Et il semblait qu’elle cherchât dans sa mémoire un peu confuse ce qu’était ce rayon.

« Ah ! … c’est juste ! … ajouta-t-elle. Nous sommes venus ici pour voir le Rayon-Vert !

– Allons ! allons ! dit le frère Sam, enchanté de l’occasion qui s’offrait d’arracher la jeune fille à cette torpeur, dans laquelle elle tendait à s’engourdir, allons de l’autre côté de l’îlot.

– Et nous n’en dînerons que mieux au retour », ajouta gaiement le frère Sib.
Il était alors cinq heures du soir. »

À chaque fois que nous revenons en famille à Édenville, en Normandie, près de Granville, et que nous logeons avenue de la plage, à quelques mètres de la promenade verte qui surplombe le sable de la plage, difficile de ne pas aller chaque soir, comme pour accomplir un rituel secret, voir le soleil se coucher sur la mer. La plage est déserte à cette heure, belle et sauvage sous la lumière dorée et rasante du soleil qui se couche à l’horizon. Les premières années j’y allais systématiquement en quête du Rayon Vert. Cette année, comme lorsque j’étais allé en août dernier à Ouessant et avais pu admirer le ciel et ses couleurs changeantes j’ai retrouvé cette magie des ciels.

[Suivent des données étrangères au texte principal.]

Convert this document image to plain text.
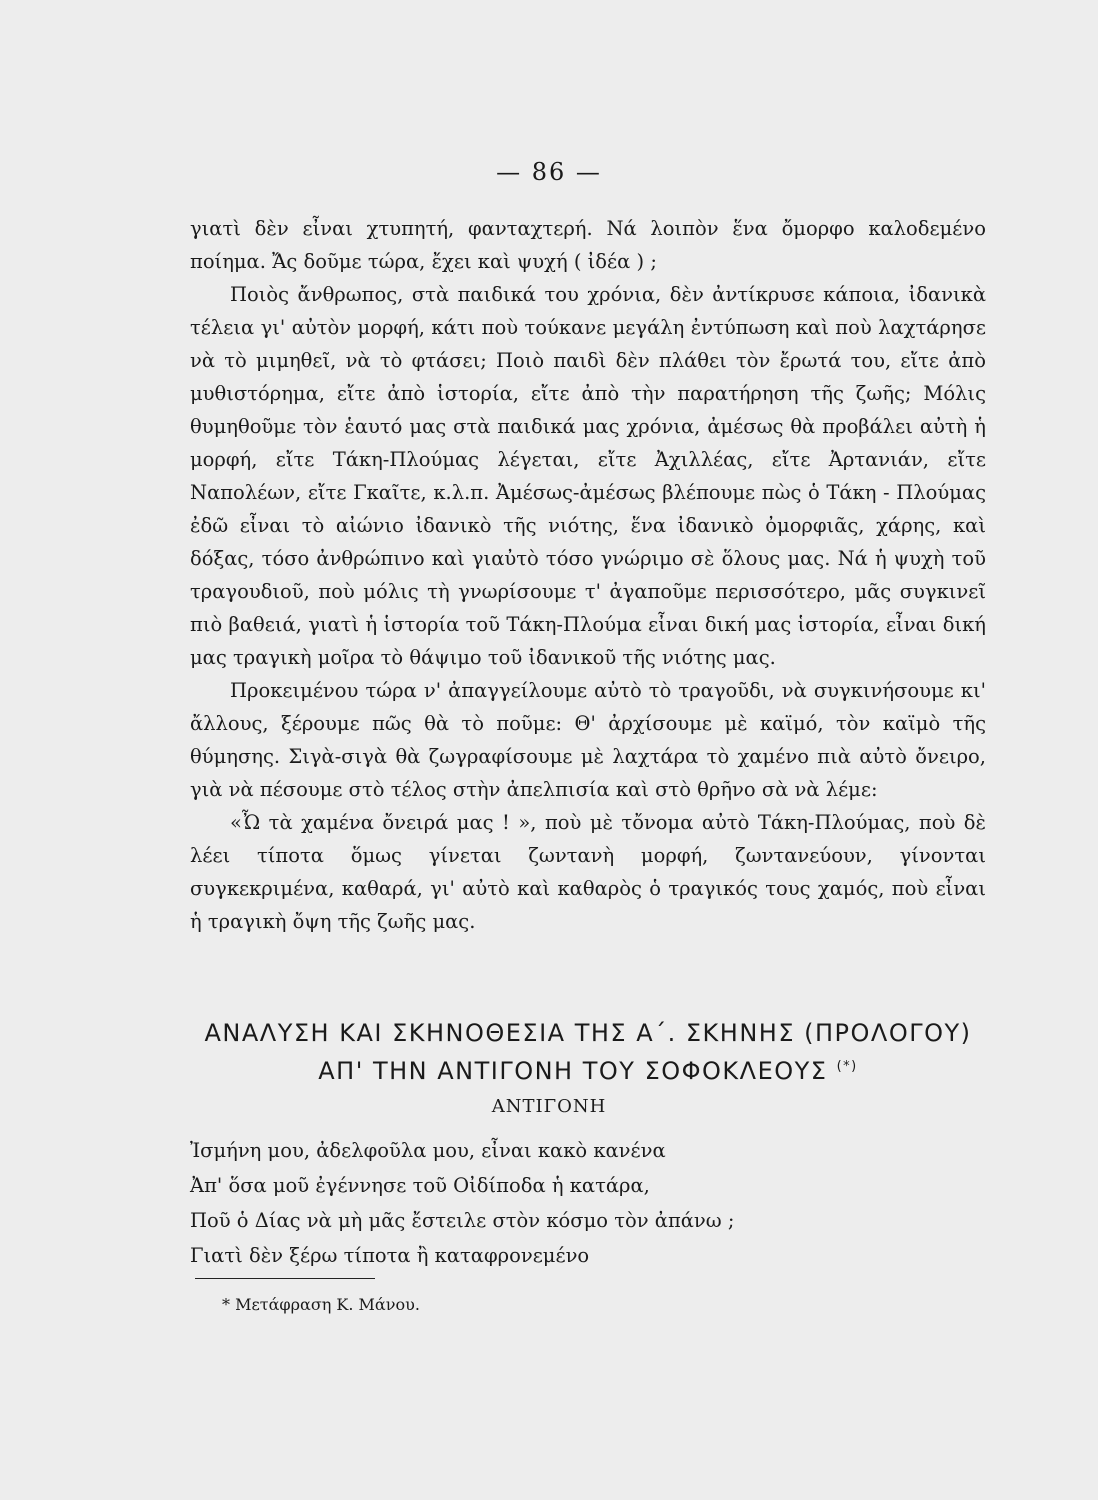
— 86 —

γιατὶ δὲν εἶναι χτυπητή, φανταχτερή. Νά λοιπὸν ἕνα ὄμορφο καλοδεμένο ποίημα. Ἄς δοῦμε τώρα, ἔχει καὶ ψυχή ( ἰδέα ) ;

Ποιὸς ἄνθρωπος, στὰ παιδικά του χρόνια, δὲν ἀντίκρυσε κάποια, ἰδανικὰ τέλεια γι' αὐτὸν μορφή, κάτι ποὺ τούκανε μεγάλη ἐντύπωση καὶ ποὺ λαχτάρησε νὰ τὸ μιμηθεῖ, νὰ τὸ φτάσει; Ποιὸ παιδὶ δὲν πλάθει τὸν ἔρωτά του, εἴτε ἀπὸ μυθιστόρημα, εἴτε ἀπὸ ἱστορία, εἴτε ἀπὸ τὴν παρατήρηση τῆς ζωῆς; Μόλις θυμηθοῦμε τὸν ἑαυτό μας στὰ παιδικά μας χρόνια, ἀμέσως θὰ προβάλει αὐτὴ ἡ μορφή, εἴτε Τάκη-Πλούμας λέγεται, εἴτε Ἀχιλλέας, εἴτε Ἀρτανιάν, εἴτε Ναπολέων, εἴτε Γκαῖτε, κ.λ.π. Ἀμέσως-ἀμέσως βλέπουμε πὼς ὁ Τάκη - Πλούμας ἐδῶ εἶναι τὸ αἰώνιο ἰδανικὸ τῆς νιότης, ἕνα ἰδανικὸ ὀμορφιᾶς, χάρης, καὶ δόξας, τόσο ἀνθρώπινο καὶ γιαὐτὸ τόσο γνώριμο σὲ ὅλους μας. Νά ἡ ψυχὴ τοῦ τραγουδιοῦ, ποὺ μόλις τὴ γνωρίσουμε τ' ἀγαποῦμε περισσότερο, μᾶς συγκινεῖ πιὸ βαθειά, γιατὶ ἡ ἱστορία τοῦ Τάκη-Πλούμα εἶναι δική μας ἱστορία, εἶναι δική μας τραγικὴ μοῖρα τὸ θάψιμο τοῦ ἰδανικοῦ τῆς νιότης μας.

Προκειμένου τώρα ν' ἀπαγγείλουμε αὐτὸ τὸ τραγοῦδι, νὰ συγκινήσουμε κι' ἄλλους, ξέρουμε πῶς θὰ τὸ ποῦμε: Θ' ἀρχίσουμε μὲ καϊμό, τὸν καϊμὸ τῆς θύμησης. Σιγὰ-σιγὰ θὰ ζωγραφίσουμε μὲ λαχτάρα τὸ χαμένο πιὰ αὐτὸ ὄνειρο, γιὰ νὰ πέσουμε στὸ τέλος στὴν ἀπελπισία καὶ στὸ θρῆνο σὰ νὰ λέμε:

«Ὦ τὰ χαμένα ὄνειρά μας ! », ποὺ μὲ τὄνομα αὐτὸ Τάκη-Πλούμας, ποὺ δὲ λέει τίποτα ὅμως γίνεται ζωντανὴ μορφή, ζωντανεύουν, γίνονται συγκεκριμένα, καθαρά, γι' αὐτὸ καὶ καθαρὸς ὁ τραγικός τους χαμός, ποὺ εἶναι ἡ τραγικὴ ὄψη τῆς ζωῆς μας.

ΑΝΑΛΥΣΗ ΚΑΙ ΣΚΗΝΟΘΕΣΙΑ ΤΗΣ Α΄. ΣΚΗΝΗΣ (ΠΡΟΛΟΓΟΥ) ΑΠ' ΤΗΝ ΑΝΤΙΓΟΝΗ ΤΟΥ ΣΟΦΟΚΛΕΟΥΣ (*)
ΑΝΤΙΓΟΝΗ
Ἰσμήνη μου, ἀδελφοῦλα μου, εἶναι κακὸ κανένα
Ἀπ' ὅσα μοῦ ἐγέννησε τοῦ Οἰδίποδα ἡ κατάρα,
Ποῦ ὁ Δίας νὰ μὴ μᾶς ἔστειλε στὸν κόσμο τὸν ἀπάνω ;
Γιατὶ δὲν ξέρω τίποτα ἢ καταφρονεμένο
* Μετάφραση Κ. Μάνου.
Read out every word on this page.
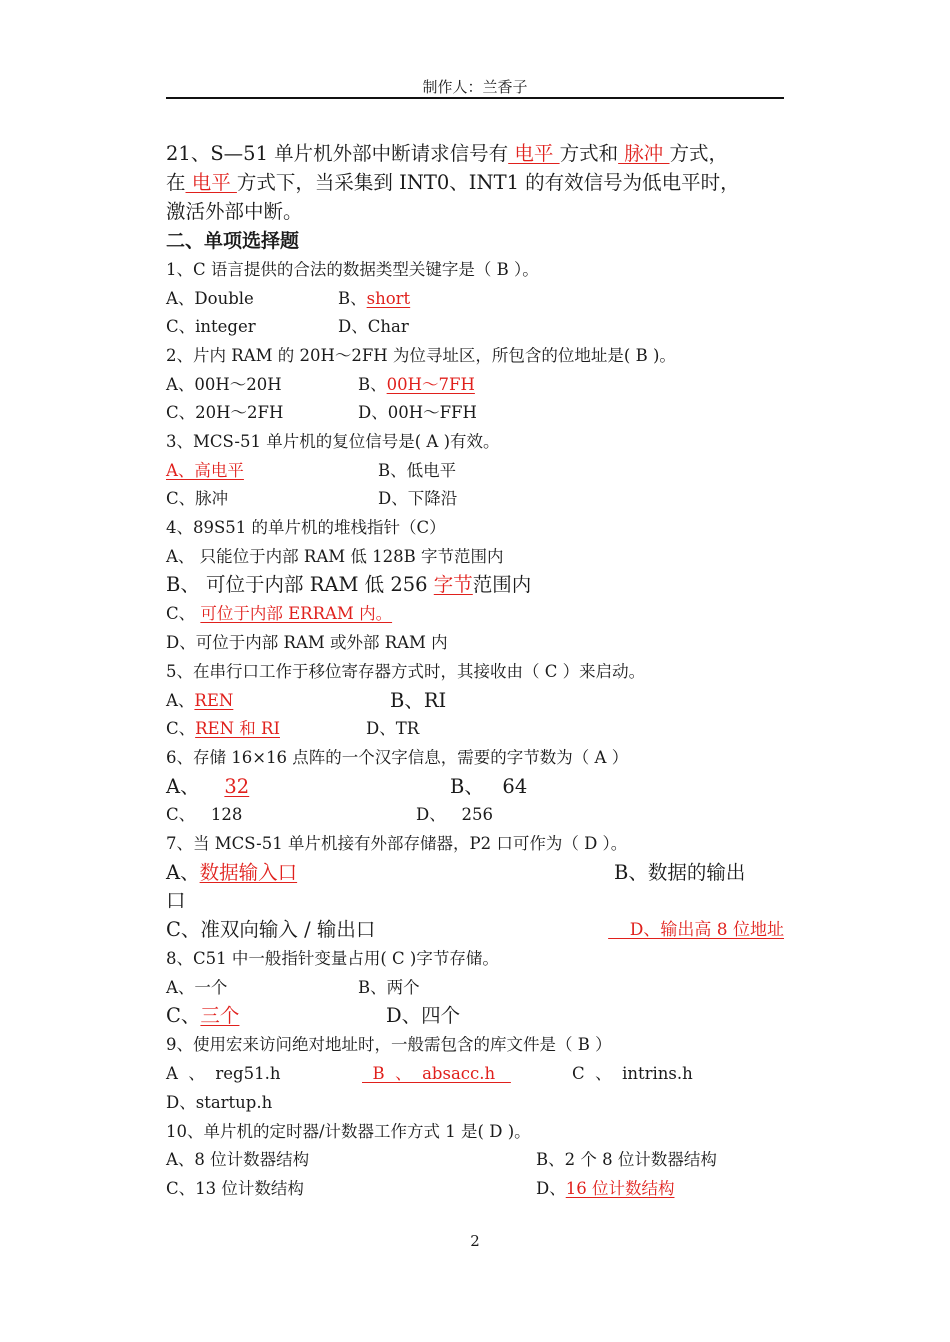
制作人：兰香子
21、S—51 单片机外部中断请求信号有 电平 方式和 脉冲 方式，
在 电平 方式下，当采集到 INT0、INT1 的有效信号为低电平时，
激活外部中断。
二、单项选择题
1、C 语言提供的合法的数据类型关键字是（ B ）。
A、Double	B、short
C、integer	D、Char
2、片内 RAM 的 20H～2FH 为位寻址区，所包含的位地址是( B )。
A、00H～20H	B、00H～7FH
C、20H～2FH	D、00H～FFH
3、MCS-51 单片机的复位信号是( A )有效。
A、高电平	B、低电平
C、脉冲	D、下降沿
4、89S51 的单片机的堆栈指针（C）
A、 只能位于内部 RAM 低 128B 字节范围内
B、 可位于内部 RAM 低 256 字节范围内
C、 可位于内部 ERRAM 内。
D、可位于内部 RAM 或外部 RAM 内
5、在串行口工作于移位寄存器方式时，其接收由（ C ）来启动。
A、REN	B、RI
C、REN 和 RI	D、TR
6、存储 16×16 点阵的一个汉字信息，需要的字节数为（ A ）
A、    32	B、   64
C、   128	D、   256
7、当 MCS-51 单片机接有外部存储器，P2 口可作为（ D ）。
A、数据输入口	B、数据的输出
口
C、准双向输入 / 输出口	D、输出高 8 位地址
8、C51 中一般指针变量占用( C )字节存储。
A、一个	B、两个
C、三个	D、四个
9、使用宏来访问绝对地址时，一般需包含的库文件是（ B ）
A  、  reg51.h	B  、  absacc.h	C  、  intrins.h
D、startup.h
10、单片机的定时器/计数器工作方式 1 是( D )。
A、8 位计数器结构	B、2 个 8 位计数器结构
C、13 位计数结构	D、16 位计数结构
2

Ce soir là, il faisait un peu plus froid que jours les précédents, Caroline n’avait pas voulu rester très longtemps à cause du vent, mes filles sont venus jouer sur la plage pendant que j’observais le soleil se coucher. J’étais confiant, persuadé que cette fois-ci je ne manquerai pas de voir le Rayon Vert. Le ciel était bleu, l’horizon bien dégagée, et du vent en altitude.

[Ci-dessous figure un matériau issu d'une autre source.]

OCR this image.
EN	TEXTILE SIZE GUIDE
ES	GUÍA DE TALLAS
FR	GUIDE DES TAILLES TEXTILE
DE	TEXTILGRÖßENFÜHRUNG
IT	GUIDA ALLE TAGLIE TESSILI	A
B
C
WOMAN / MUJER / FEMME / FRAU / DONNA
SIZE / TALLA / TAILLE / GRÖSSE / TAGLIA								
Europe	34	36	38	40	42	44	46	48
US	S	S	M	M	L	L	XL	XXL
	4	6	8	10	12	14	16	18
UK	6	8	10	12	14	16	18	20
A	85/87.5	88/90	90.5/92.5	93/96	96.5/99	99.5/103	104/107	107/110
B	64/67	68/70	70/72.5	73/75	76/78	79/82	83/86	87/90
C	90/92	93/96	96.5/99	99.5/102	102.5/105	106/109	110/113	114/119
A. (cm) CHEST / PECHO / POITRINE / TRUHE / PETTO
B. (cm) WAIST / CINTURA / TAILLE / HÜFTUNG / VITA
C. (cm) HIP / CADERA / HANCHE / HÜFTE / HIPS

Le rayon vert émeraude est alors apparu, fugace et a disparu presque aussi soudainement, lorsque le bord supérieur du disque solaire a effleuré l’horizon juste avant de se coucher. Cette petite tache lumineuse a duré à peine quelques secondes.

Ce phénomène de réfraction, qui ne se produit que lorsque l’atmosphère est extrêmement pure et qu’il y a très peu de particules pouvant créer de la diffraction ou dispersion, apparaît très rarement au lever ou au coucher du soleil.
Au moment de son apparition ou de sa disparition, le Soleil sembler vert à son sommet ou même diffuser un flash vert. Il est parfaitement possible de fixer ce phénomène sur une photographie, indiquant ainsi qu’il ne s’agit pas d’une illusion, mais c’est la meilleure façon de ne pas le voir.

L’année dernière, je l’ai vu.

Et cette année, je l’ai filmé.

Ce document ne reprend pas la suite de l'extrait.